My wish for 2013 is for all my blog friends to receive BFP’s that stick. 2012 has been a very rough year for many of us. I feel very fortunate that 2012 ended with a long awaited BFP, but I know many of you are still stuck in the shitty trenches. So I wish 2013 is your year. For myself, I wish we continue to have a healthy pregnancy and 2 healthy babies. Today I am 9 weeks. It feels good to be progressing, but it’s also very strange this early on. One minute I am terrified it’s all over and the next I am searching online for baby gear and planning out the nursery. We have a very long way to go and having gone through infertility and failed cycles I know very well complications can arise at any time. I’ve been fairly good at pushing them aside, but the thoughts are always there lingering.
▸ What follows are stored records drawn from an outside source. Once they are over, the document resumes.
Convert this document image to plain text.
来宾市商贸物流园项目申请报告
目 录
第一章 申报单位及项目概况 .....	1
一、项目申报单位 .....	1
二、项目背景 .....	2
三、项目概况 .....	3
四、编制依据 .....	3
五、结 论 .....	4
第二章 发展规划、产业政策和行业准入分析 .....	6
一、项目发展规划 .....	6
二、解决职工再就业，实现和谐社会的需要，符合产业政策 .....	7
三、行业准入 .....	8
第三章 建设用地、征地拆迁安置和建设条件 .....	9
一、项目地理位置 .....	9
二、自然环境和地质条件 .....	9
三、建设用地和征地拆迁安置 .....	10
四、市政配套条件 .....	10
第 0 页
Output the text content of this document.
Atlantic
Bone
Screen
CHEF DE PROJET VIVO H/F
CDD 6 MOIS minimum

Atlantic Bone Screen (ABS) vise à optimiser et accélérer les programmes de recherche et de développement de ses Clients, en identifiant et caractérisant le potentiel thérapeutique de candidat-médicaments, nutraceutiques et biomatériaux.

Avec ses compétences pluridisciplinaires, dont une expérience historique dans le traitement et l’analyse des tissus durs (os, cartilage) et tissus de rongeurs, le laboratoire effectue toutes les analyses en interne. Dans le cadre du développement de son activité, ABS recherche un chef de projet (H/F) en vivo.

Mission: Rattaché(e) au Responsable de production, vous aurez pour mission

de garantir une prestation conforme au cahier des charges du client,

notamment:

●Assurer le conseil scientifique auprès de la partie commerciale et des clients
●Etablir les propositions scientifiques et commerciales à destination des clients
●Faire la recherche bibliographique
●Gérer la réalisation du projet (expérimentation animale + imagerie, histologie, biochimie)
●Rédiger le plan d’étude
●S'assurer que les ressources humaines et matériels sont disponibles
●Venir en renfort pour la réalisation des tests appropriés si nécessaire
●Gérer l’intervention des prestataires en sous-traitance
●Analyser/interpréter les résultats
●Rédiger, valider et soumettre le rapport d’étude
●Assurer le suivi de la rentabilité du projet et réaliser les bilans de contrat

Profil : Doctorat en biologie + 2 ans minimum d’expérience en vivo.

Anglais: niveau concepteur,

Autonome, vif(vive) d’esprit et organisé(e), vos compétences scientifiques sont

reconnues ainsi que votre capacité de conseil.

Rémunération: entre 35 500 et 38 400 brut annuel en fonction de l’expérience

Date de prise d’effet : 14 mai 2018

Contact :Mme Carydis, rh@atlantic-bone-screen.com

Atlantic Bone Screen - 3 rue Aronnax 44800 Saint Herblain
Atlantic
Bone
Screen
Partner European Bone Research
Tonight I have no celebration planned. B is working all night and I am on day 6 of being sick. I have no energy. I am stuffed up with a sore throat and tend to get in coughing fits when I lay down. The mornings and evenings are the worst…it seems all the mucus comes out at these times and the nose blowing and stuffy feeling is constant. I haven’t left the house in 7 days (with the exception of 2 very short walks I took C on when B wasn’t able to). Luckily B is a clean freak and has been sanitizing everything every day and has washed the sheets. I have to go back to work on Wednesday and I am hoping I feel better by then. If not, going to work sick is not going to fun.
I hope everyone has a very safe and happy new year’s eve celebration tonight!